Our data confirms that α1C is the target of miR-133a. MiR-133a can negatively regulate the expression of L-type calcium α1C subunit, resulting in the decrease of intracellular Ca(2+) content and the attenuation of ISO-induced cardiomyocyte hypertrophy.
探讨微小RNA-133a(miR-133a)对异丙肾上腺素(ISO)诱导的新生大鼠心肌细胞肥大的影响及相关分子机制,重点关注L型钙通道α1C亚基的变化。

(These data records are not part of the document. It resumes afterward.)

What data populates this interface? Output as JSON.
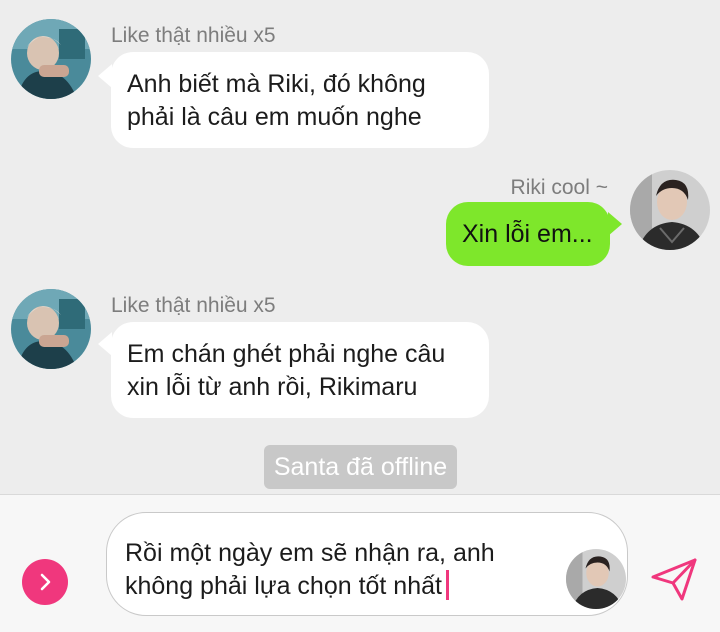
{
  "messages": [
    {
      "direction": "in",
      "sender": "Like thật nhiều x5",
      "lines": [
        "Anh biết mà Riki, đó không",
        "phải là câu em muốn nghe"
      ]
    },
    {
      "direction": "out",
      "sender": "Riki cool ~",
      "lines": [
        "Xin lỗi em..."
      ]
    },
    {
      "direction": "in",
      "sender": "Like thật nhiều x5",
      "lines": [
        "Em chán ghét phải nghe câu",
        "xin lỗi từ anh rồi, Rikimaru"
      ]
    }
  ],
  "system_notice": "Santa đã offline",
  "composer": {
    "text_lines": [
      "Rồi một ngày em sẽ nhận ra, anh",
      "không phải lựa chọn tốt nhất"
    ]
  },
  "icons": {
    "expand": "chevron-right-icon",
    "send": "paper-plane-icon"
  },
  "colors": {
    "outgoing_bubble": "#7ee72b",
    "incoming_bubble": "#ffffff",
    "accent": "#f0377d",
    "system_badge": "#c8c8c8"
  }
}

培养新生大鼠心肌细胞,用异丙肾上腺素(ISO,10 μmol/L)诱导心肌细胞肥大。通过相差显微镜和徕卡图像分析系统测量细胞表面积。采用qRT-PCR检测心房钠尿肽(ANP)、β-肌球蛋白重链(β-MHC)、miR-133a和α1C的mRNA表达。通过蛋白质印迹法评估α1C的蛋白表达。将miR-133a模拟物转染到心肌细胞中,以研究miR-133a对ISO诱导的心肌细胞肥大的影响。通过在线数据库Targetscan预测miR-133a的靶标。将α1C的3'非翻译区序列克隆到荧光素酶报告载体中,然后瞬时转染到HEK293细胞中。测量样品的荧光素酶活性以验证荧光素酶报告载体的表达。通过RNA干扰抑制α1C的表达,以确定α1C对心肌细胞肥大的影响。用共聚焦激光显微镜测量细胞内Ca(2+)含量。
(1)在ISO诱导的心肌细胞肥大中,miR-133a的表达显著降低(P < 0.01)。上调miR-133a水平可抑制细胞表面积的增加、ANP和β-MHC的mRNA表达(P < 0.01)。(2)通过在线数据库Targetscan预测,α1C是miR-133a的潜在靶标之一。与对照组相比,含有野生型α1C 3'UTR序列质粒的HEK293细胞的荧光素酶活性显著降低(P < 0.01)。通过转染miR-133a模拟物上调miR-133a水平可抑制α1C的蛋白表达(P < 0.05)。(3)在ISO处理的心肌细胞中,α1C的表达显著增加(P < 0.05)。通过RNA干扰下调α1C可显著抑制细胞表面积的增加、ANP和β-MHC的mRNA表达(P < 0.01、P < 0.05、P < 0.05)。(4)通过RNA干扰下调α1C表达或通过转染miR-133a模拟物上调miR-133a水平可显著抑制细胞内Ca(2+)含量(P < 0.01)。
我们的数据证实α1C是miR-133a的靶标。miR-133a可负向调节L型钙通道α1C亚基的表达,导致细胞内Ca(2+)含量降低,减轻ISO诱导的心肌细胞肥大。